Tulsa’s place on the Dylan studies map has now been further cemented by the World of Bob Dylan International Conference, held from 30 May to 2 June 2019 and spearheaded by the Institute for Bob Dylan Studies. The conference, its venues divided between the Hyatt Regency hotel, the Oklahoma Jazz Hall of Fame and the Gilcrease Museum and its Helmerich Center for American Research, attracted a public of 500, 150 of whom gave papers. The organiser-in-chief was Sean Latham, Walter Professor of English at the University of Tulsa and director of the Institute for Bob Dylan Studies.

The ‘world of research’, as evoked by Dylan in his song ‘Nettie Moore’ from 2006, was amply gratified by the event.

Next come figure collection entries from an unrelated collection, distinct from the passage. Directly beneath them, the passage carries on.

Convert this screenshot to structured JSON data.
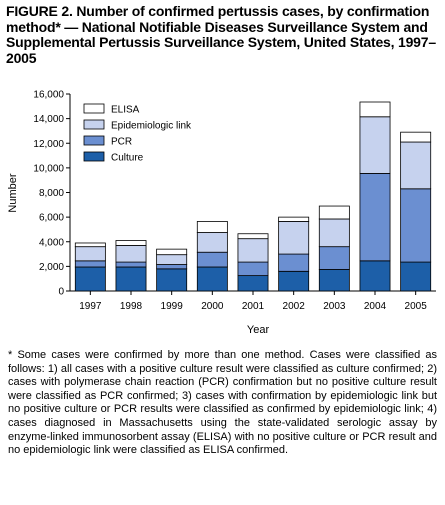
{
  "figure": {
    "title": "FIGURE 2. Number of confirmed pertussis cases, by confirmation method* — National Notifiable Diseases Surveillance System and Supplemental Pertussis Surveillance System, United States, 1997–2005",
    "footnote_marker": "*",
    "footnote": "Some cases were confirmed by more than one method. Cases were classified as follows: 1) all cases with a positive culture result were classified as culture confirmed; 2) cases with polymerase chain reaction (PCR) confirmation but no positive culture result were classified as PCR confirmed; 3) cases with confirmation by epidemiologic link but no positive culture or PCR results were classified as confirmed by epidemiologic link; 4) cases diagnosed in Massachusetts using the state-validated serologic assay by enzyme-linked immunosorbent assay (ELISA) with no positive culture or PCR result and no epidemiologic link were classified as ELISA confirmed."
  },
  "chart_data": {
    "type": "bar",
    "stacked": true,
    "categories": [
      "1997",
      "1998",
      "1999",
      "2000",
      "2001",
      "2002",
      "2003",
      "2004",
      "2005"
    ],
    "series": [
      {
        "name": "Culture",
        "color": "#1d5fa8",
        "values": [
          1950,
          1950,
          1800,
          1950,
          1250,
          1600,
          1750,
          2450,
          2350
        ]
      },
      {
        "name": "PCR",
        "color": "#6b8fd1",
        "values": [
          500,
          400,
          350,
          1200,
          1100,
          1400,
          1850,
          7100,
          5950
        ]
      },
      {
        "name": "Epidemiologic link",
        "color": "#c6d2ee",
        "values": [
          1150,
          1350,
          800,
          1600,
          1900,
          2650,
          2250,
          4600,
          3800
        ]
      },
      {
        "name": "ELISA",
        "color": "#ffffff",
        "values": [
          300,
          400,
          450,
          900,
          400,
          350,
          1050,
          1200,
          800
        ]
      }
    ],
    "legend_order": [
      "ELISA",
      "Epidemiologic link",
      "PCR",
      "Culture"
    ],
    "legend_position": "top-left",
    "xlabel": "Year",
    "ylabel": "Number",
    "ylim": [
      0,
      16000
    ],
    "yticks": [
      "0",
      "2,000",
      "4,000",
      "6,000",
      "8,000",
      "10,000",
      "12,000",
      "14,000",
      "16,000"
    ],
    "grid": false
  }
}
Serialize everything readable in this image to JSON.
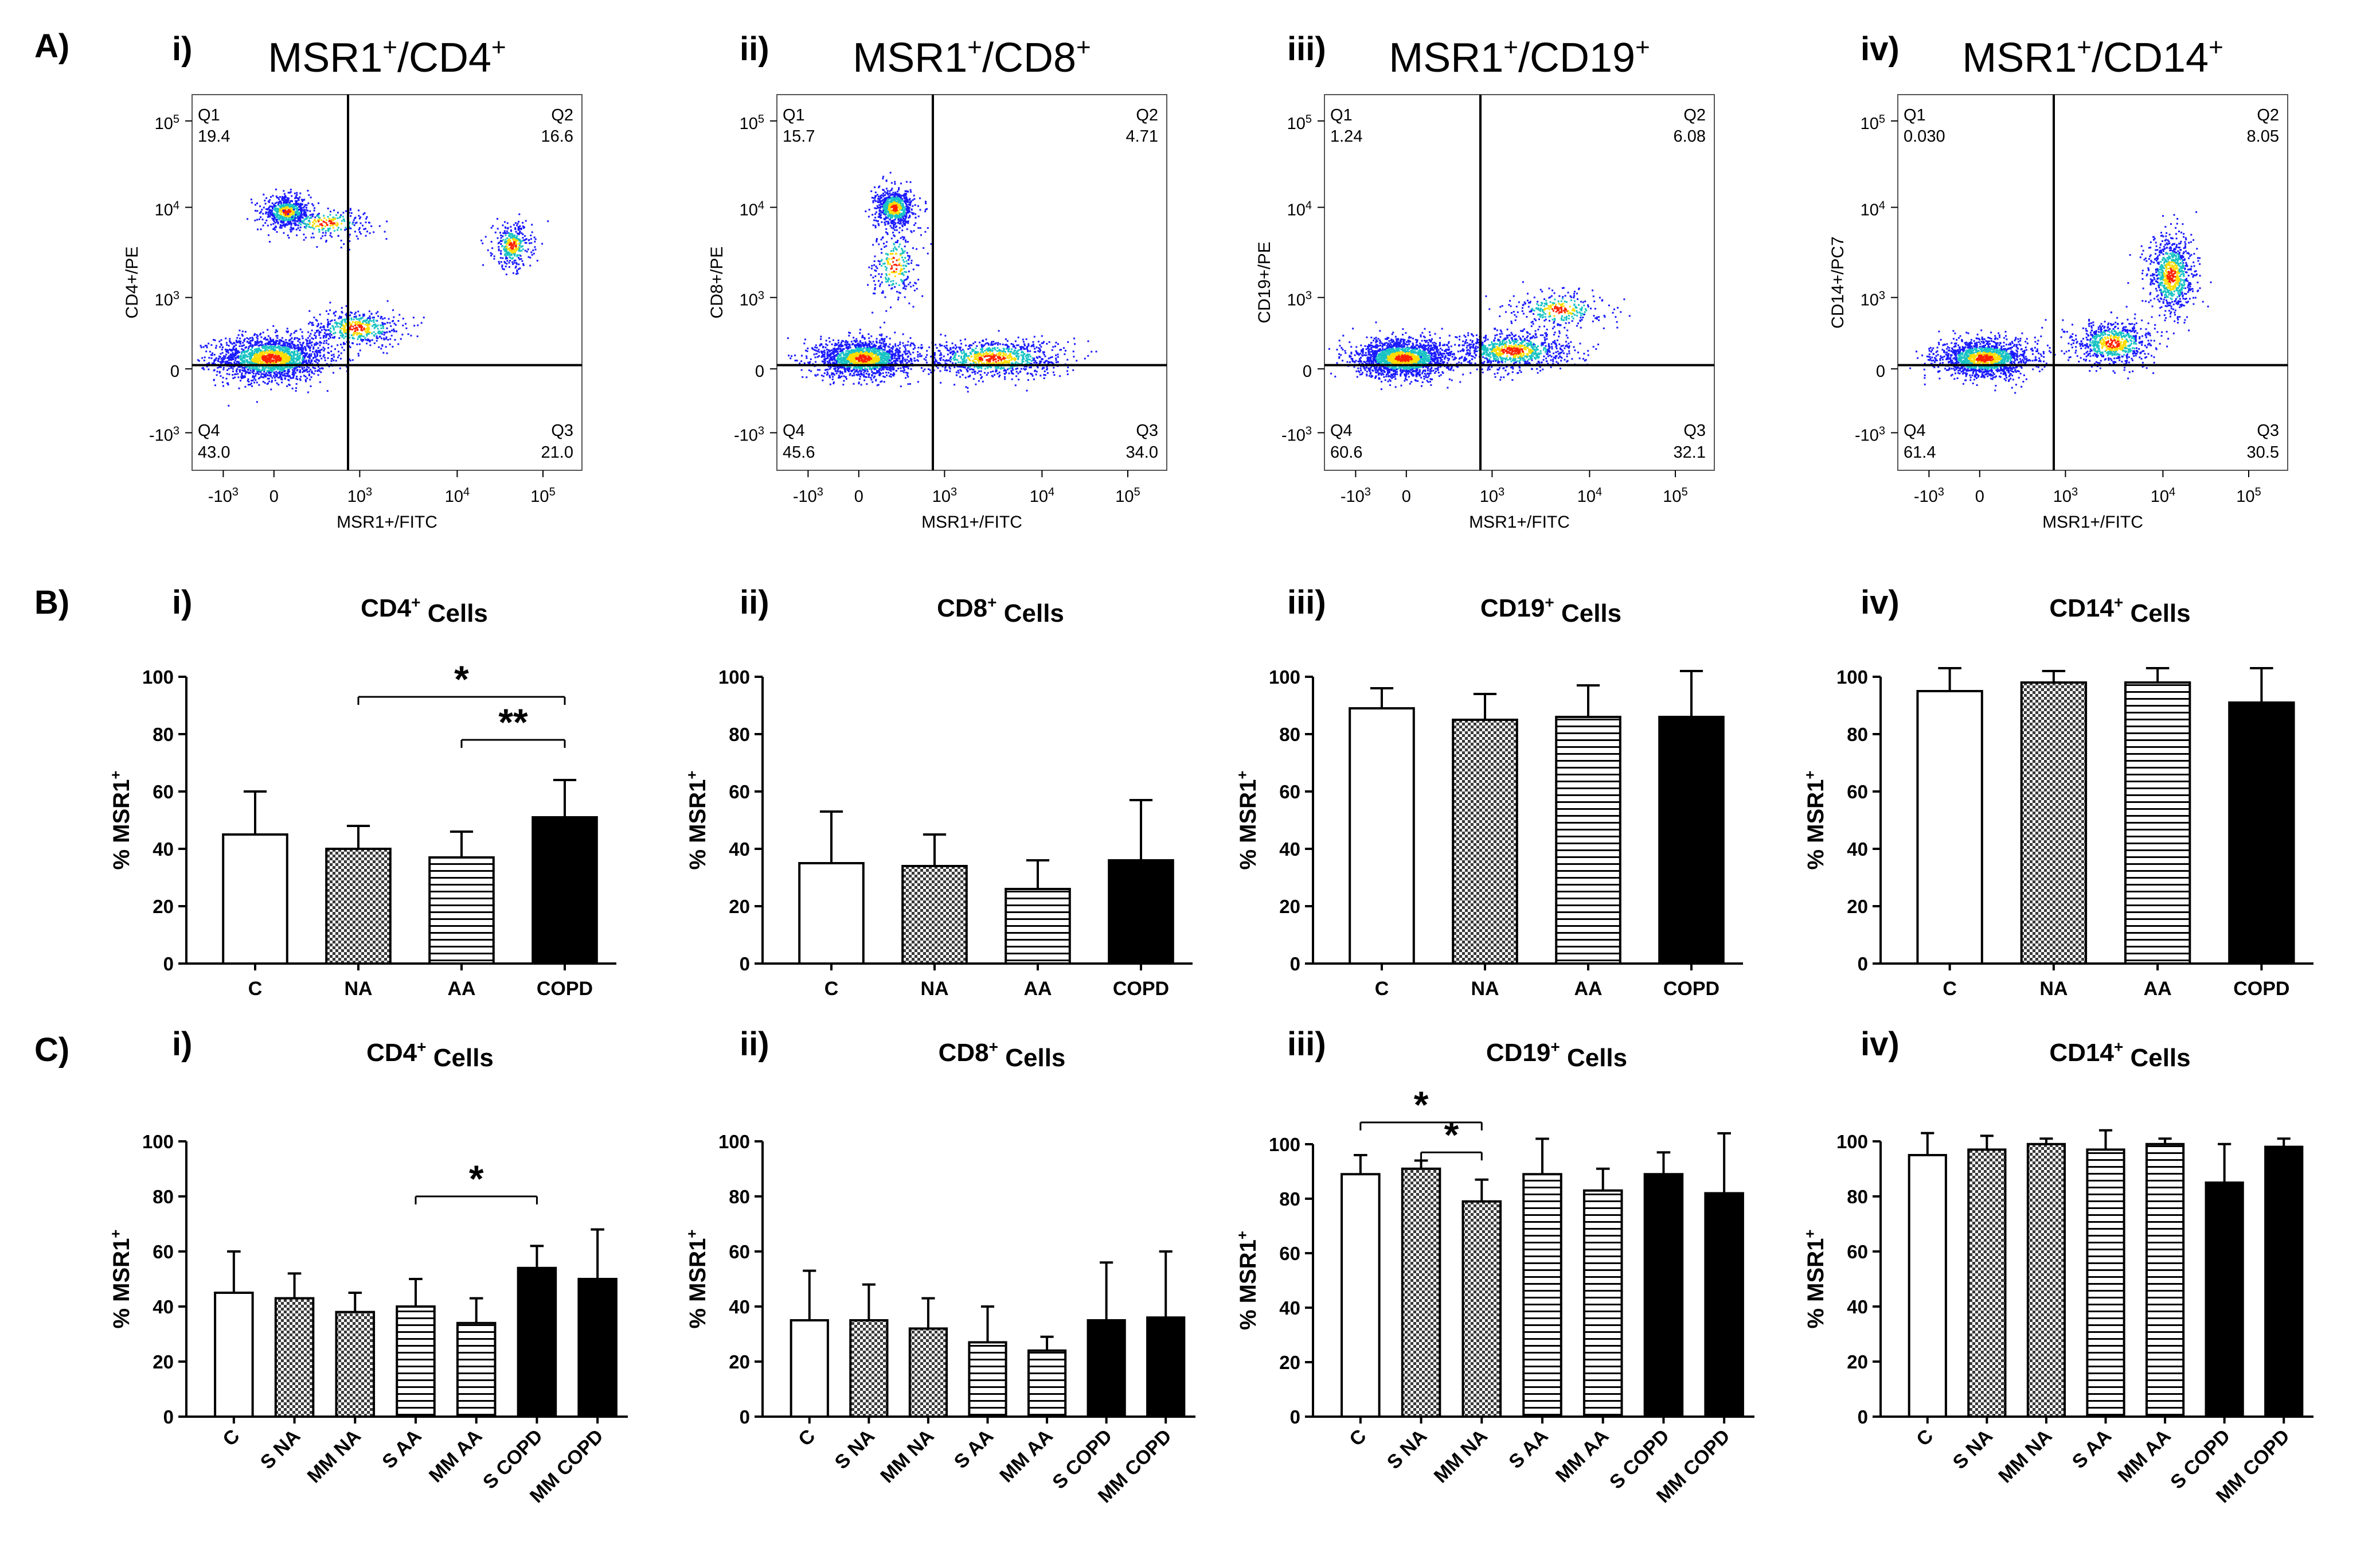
{
  "row_labels": [
    "A)",
    "B)",
    "C)"
  ],
  "panel_labels": [
    "i)",
    "ii)",
    "iii)",
    "iv)"
  ],
  "colors": {
    "dot_low": "#1a1aff",
    "dot_mid": "#19c3c3",
    "dot_high": "#ffdd00",
    "dot_peak": "#ff2200",
    "bar_outline": "#000000"
  },
  "chart_data": [
    {
      "type": "scatter",
      "id": "A-i",
      "title_main": "MSR1",
      "title_marker": "CD4",
      "title_sup": "+",
      "xlabel": "MSR1+/FITC",
      "ylabel": "CD4+/PE",
      "x_ticks": [
        "-10",
        "0",
        "10",
        "10",
        "10"
      ],
      "x_tick_exp": [
        "3",
        "",
        "3",
        "4",
        "5"
      ],
      "y_ticks": [
        "-10",
        "0",
        "10",
        "10",
        "10"
      ],
      "y_tick_exp": [
        "3",
        "",
        "3",
        "4",
        "5"
      ],
      "quadrants": [
        {
          "name": "Q1",
          "value": "19.4"
        },
        {
          "name": "Q2",
          "value": "16.6"
        },
        {
          "name": "Q3",
          "value": "21.0"
        },
        {
          "name": "Q4",
          "value": "43.0"
        }
      ],
      "clusters": [
        {
          "x": 0.2,
          "y": 0.3,
          "sx": 0.14,
          "sy": 0.06,
          "n": 1800
        },
        {
          "x": 0.42,
          "y": 0.38,
          "sx": 0.12,
          "sy": 0.05,
          "n": 500
        },
        {
          "x": 0.82,
          "y": 0.6,
          "sx": 0.05,
          "sy": 0.06,
          "n": 350
        },
        {
          "x": 0.24,
          "y": 0.69,
          "sx": 0.06,
          "sy": 0.04,
          "n": 600
        },
        {
          "x": 0.34,
          "y": 0.66,
          "sx": 0.12,
          "sy": 0.04,
          "n": 250
        }
      ]
    },
    {
      "type": "scatter",
      "id": "A-ii",
      "title_main": "MSR1",
      "title_marker": "CD8",
      "title_sup": "+",
      "xlabel": "MSR1+/FITC",
      "ylabel": "CD8+/PE",
      "x_ticks": [
        "-10",
        "0",
        "10",
        "10",
        "10"
      ],
      "x_tick_exp": [
        "3",
        "",
        "3",
        "4",
        "5"
      ],
      "y_ticks": [
        "-10",
        "0",
        "10",
        "10",
        "10"
      ],
      "y_tick_exp": [
        "3",
        "",
        "3",
        "4",
        "5"
      ],
      "quadrants": [
        {
          "name": "Q1",
          "value": "15.7"
        },
        {
          "name": "Q2",
          "value": "4.71"
        },
        {
          "name": "Q3",
          "value": "34.0"
        },
        {
          "name": "Q4",
          "value": "45.6"
        }
      ],
      "clusters": [
        {
          "x": 0.22,
          "y": 0.3,
          "sx": 0.12,
          "sy": 0.05,
          "n": 1600
        },
        {
          "x": 0.55,
          "y": 0.3,
          "sx": 0.18,
          "sy": 0.05,
          "n": 900
        },
        {
          "x": 0.3,
          "y": 0.7,
          "sx": 0.05,
          "sy": 0.05,
          "n": 700
        },
        {
          "x": 0.3,
          "y": 0.55,
          "sx": 0.06,
          "sy": 0.1,
          "n": 250
        }
      ]
    },
    {
      "type": "scatter",
      "id": "A-iii",
      "title_main": "MSR1",
      "title_marker": "CD19",
      "title_sup": "+",
      "xlabel": "MSR1+/FITC",
      "ylabel": "CD19+/PE",
      "x_ticks": [
        "-10",
        "0",
        "10",
        "10",
        "10"
      ],
      "x_tick_exp": [
        "3",
        "",
        "3",
        "4",
        "5"
      ],
      "y_ticks": [
        "-10",
        "0",
        "10",
        "10",
        "10"
      ],
      "y_tick_exp": [
        "3",
        "",
        "3",
        "4",
        "5"
      ],
      "quadrants": [
        {
          "name": "Q1",
          "value": "1.24"
        },
        {
          "name": "Q2",
          "value": "6.08"
        },
        {
          "name": "Q3",
          "value": "32.1"
        },
        {
          "name": "Q4",
          "value": "60.6"
        }
      ],
      "clusters": [
        {
          "x": 0.2,
          "y": 0.3,
          "sx": 0.12,
          "sy": 0.05,
          "n": 1800
        },
        {
          "x": 0.48,
          "y": 0.32,
          "sx": 0.15,
          "sy": 0.05,
          "n": 900
        },
        {
          "x": 0.6,
          "y": 0.43,
          "sx": 0.12,
          "sy": 0.05,
          "n": 300
        }
      ]
    },
    {
      "type": "scatter",
      "id": "A-iv",
      "title_main": "MSR1",
      "title_marker": "CD14",
      "title_sup": "+",
      "xlabel": "MSR1+/FITC",
      "ylabel": "CD14+/PC7",
      "x_ticks": [
        "-10",
        "0",
        "10",
        "10",
        "10"
      ],
      "x_tick_exp": [
        "3",
        "",
        "3",
        "4",
        "5"
      ],
      "y_ticks": [
        "-10",
        "0",
        "10",
        "10",
        "10"
      ],
      "y_tick_exp": [
        "3",
        "",
        "3",
        "4",
        "5"
      ],
      "quadrants": [
        {
          "name": "Q1",
          "value": "0.030"
        },
        {
          "name": "Q2",
          "value": "8.05"
        },
        {
          "name": "Q3",
          "value": "30.5"
        },
        {
          "name": "Q4",
          "value": "61.4"
        }
      ],
      "clusters": [
        {
          "x": 0.22,
          "y": 0.3,
          "sx": 0.12,
          "sy": 0.05,
          "n": 1500
        },
        {
          "x": 0.55,
          "y": 0.34,
          "sx": 0.1,
          "sy": 0.06,
          "n": 700
        },
        {
          "x": 0.7,
          "y": 0.52,
          "sx": 0.06,
          "sy": 0.11,
          "n": 800
        }
      ]
    },
    {
      "type": "bar",
      "id": "B-i",
      "title": "CD4",
      "title_sup": "+",
      "title_suffix": " Cells",
      "ylabel": "% MSR1",
      "ylabel_sup": "+",
      "ylim": [
        0,
        100
      ],
      "y_ticks": [
        "0",
        "20",
        "40",
        "60",
        "80",
        "100"
      ],
      "categories": [
        "C",
        "NA",
        "AA",
        "COPD"
      ],
      "values": [
        45,
        40,
        37,
        51
      ],
      "errors": [
        15,
        8,
        9,
        13
      ],
      "patterns": [
        "open",
        "checker",
        "hstripe",
        "solid"
      ],
      "significance": [
        {
          "from": 1,
          "to": 3,
          "label": "*",
          "y": 93
        },
        {
          "from": 2,
          "to": 3,
          "label": "**",
          "y": 78
        }
      ]
    },
    {
      "type": "bar",
      "id": "B-ii",
      "title": "CD8",
      "title_sup": "+",
      "title_suffix": " Cells",
      "ylabel": "% MSR1",
      "ylabel_sup": "+",
      "ylim": [
        0,
        100
      ],
      "y_ticks": [
        "0",
        "20",
        "40",
        "60",
        "80",
        "100"
      ],
      "categories": [
        "C",
        "NA",
        "AA",
        "COPD"
      ],
      "values": [
        35,
        34,
        26,
        36
      ],
      "errors": [
        18,
        11,
        10,
        21
      ],
      "patterns": [
        "open",
        "checker",
        "hstripe",
        "solid"
      ],
      "significance": []
    },
    {
      "type": "bar",
      "id": "B-iii",
      "title": "CD19",
      "title_sup": "+",
      "title_suffix": " Cells",
      "ylabel": "% MSR1",
      "ylabel_sup": "+",
      "ylim": [
        0,
        100
      ],
      "y_ticks": [
        "0",
        "20",
        "40",
        "60",
        "80",
        "100"
      ],
      "categories": [
        "C",
        "NA",
        "AA",
        "COPD"
      ],
      "values": [
        89,
        85,
        86,
        86
      ],
      "errors": [
        7,
        9,
        11,
        16
      ],
      "patterns": [
        "open",
        "checker",
        "hstripe",
        "solid"
      ],
      "significance": []
    },
    {
      "type": "bar",
      "id": "B-iv",
      "title": "CD14",
      "title_sup": "+",
      "title_suffix": " Cells",
      "ylabel": "% MSR1",
      "ylabel_sup": "+",
      "ylim": [
        0,
        100
      ],
      "y_ticks": [
        "0",
        "20",
        "40",
        "60",
        "80",
        "100"
      ],
      "categories": [
        "C",
        "NA",
        "AA",
        "COPD"
      ],
      "values": [
        95,
        98,
        98,
        91
      ],
      "errors": [
        8,
        4,
        5,
        12
      ],
      "patterns": [
        "open",
        "checker",
        "hstripe",
        "solid"
      ],
      "significance": []
    },
    {
      "type": "bar",
      "id": "C-i",
      "title": "CD4",
      "title_sup": "+",
      "title_suffix": " Cells",
      "ylabel": "% MSR1",
      "ylabel_sup": "+",
      "ylim": [
        0,
        100
      ],
      "y_ticks": [
        "0",
        "20",
        "40",
        "60",
        "80",
        "100"
      ],
      "categories": [
        "C",
        "S NA",
        "MM NA",
        "S AA",
        "MM AA",
        "S COPD",
        "MM COPD"
      ],
      "values": [
        45,
        43,
        38,
        40,
        34,
        54,
        50
      ],
      "errors": [
        15,
        9,
        7,
        10,
        9,
        8,
        18
      ],
      "patterns": [
        "open",
        "checker",
        "checker",
        "hstripe",
        "hstripe",
        "solid",
        "solid"
      ],
      "significance": [
        {
          "from": 3,
          "to": 5,
          "label": "*",
          "y": 80
        }
      ]
    },
    {
      "type": "bar",
      "id": "C-ii",
      "title": "CD8",
      "title_sup": "+",
      "title_suffix": " Cells",
      "ylabel": "% MSR1",
      "ylabel_sup": "+",
      "ylim": [
        0,
        100
      ],
      "y_ticks": [
        "0",
        "20",
        "40",
        "60",
        "80",
        "100"
      ],
      "categories": [
        "C",
        "S NA",
        "MM NA",
        "S AA",
        "MM AA",
        "S COPD",
        "MM COPD"
      ],
      "values": [
        35,
        35,
        32,
        27,
        24,
        35,
        36
      ],
      "errors": [
        18,
        13,
        11,
        13,
        5,
        21,
        24
      ],
      "patterns": [
        "open",
        "checker",
        "checker",
        "hstripe",
        "hstripe",
        "solid",
        "solid"
      ],
      "significance": []
    },
    {
      "type": "bar",
      "id": "C-iii",
      "title": "CD19",
      "title_sup": "+",
      "title_suffix": " Cells",
      "ylabel": "% MSR1",
      "ylabel_sup": "+",
      "ylim": [
        0,
        100
      ],
      "y_ticks": [
        "0",
        "20",
        "40",
        "60",
        "80",
        "100"
      ],
      "categories": [
        "C",
        "S NA",
        "MM NA",
        "S AA",
        "MM AA",
        "S COPD",
        "MM COPD"
      ],
      "values": [
        89,
        91,
        79,
        89,
        83,
        89,
        82
      ],
      "errors": [
        7,
        3,
        8,
        13,
        8,
        8,
        22
      ],
      "patterns": [
        "open",
        "checker",
        "checker",
        "hstripe",
        "hstripe",
        "solid",
        "solid"
      ],
      "significance": [
        {
          "from": 0,
          "to": 2,
          "label": "*",
          "y": 108
        },
        {
          "from": 1,
          "to": 2,
          "label": "*",
          "y": 97
        }
      ]
    },
    {
      "type": "bar",
      "id": "C-iv",
      "title": "CD14",
      "title_sup": "+",
      "title_suffix": " Cells",
      "ylabel": "% MSR1",
      "ylabel_sup": "+",
      "ylim": [
        0,
        100
      ],
      "y_ticks": [
        "0",
        "20",
        "40",
        "60",
        "80",
        "100"
      ],
      "categories": [
        "C",
        "S NA",
        "MM NA",
        "S AA",
        "MM AA",
        "S COPD",
        "MM COPD"
      ],
      "values": [
        95,
        97,
        99,
        97,
        99,
        85,
        98
      ],
      "errors": [
        8,
        5,
        2,
        7,
        2,
        14,
        3
      ],
      "patterns": [
        "open",
        "checker",
        "checker",
        "hstripe",
        "hstripe",
        "solid",
        "solid"
      ],
      "significance": []
    }
  ]
}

It included plenary lectures by the legendary Greil Marcus, doyen of American cultural studies and arch-priest of Dylan lore, and by music critic Ann Powers; a showing of film material from the archive; sessions explaining the archive project; and an evening with no less a Dylan collaborator than Roger McGuinn, who as a member of the Byrds made that group’s cover of ‘Mr Tambourine Man’ a US/UK number one in 1965, and now shared reminiscences and performed Dylan compositions including that song (all four verses too!) and the lesser-known gem ‘Up To Me’.

Those giving papers included some of the foremost contemporary names in Dylan studies, and the range of subjects and approaches testified to the profundity and multifacetedness of Bob Dylan’s extraordinary writing. With so many contributors, it would be invidious to single out some and not name others, and I therefore refer the reader to the conference programme at: https://dylan.utulsa.edu/world-bob-dylan-symposium/program-2/. What I will say is that the papers were generally of high standard and the level of debate was of quality – this not to mention the multiple and vital fringe conversations that took place between Dylan enthusiasts, in the hotel bar and corridors.

The conference was complemented by the Gilcrease Museum with two excellent exhibitions: ‘Bob Dylan: Face Value and Beyond’, a selection of Dylan’s visual art, including a remarkable set of portraits; and ‘Shakespeare’s in the Alley: A Tribute to Bob Dylan’, an experience around hanging texts of the master’s lyrics, conceived by Wisconsin-based artist Skye.

The atmosphere throughout was warm and convivial, and the conference provided a unique opportunity for Dylan-related networking and sharing of knowledge. This remarkable event will indeed, like Dylan’s John Wesley Harding, have ‘opened many a door’!

**

Note added 10 January 2020: The paper I gave at this conference, “Dylan the writer at work: on the multiple versions of ‘Dignity’ and the two versions of ‘Ain’t Talkin””, is on-line at:

http://www.yatrarollason.info/files/DylanTulsapaper2019.pdf

and has been published in print form in the Dylan zine ‘The Bridge’ (Gateshead, UK): No 64, Winter 2019, pp. 65-77.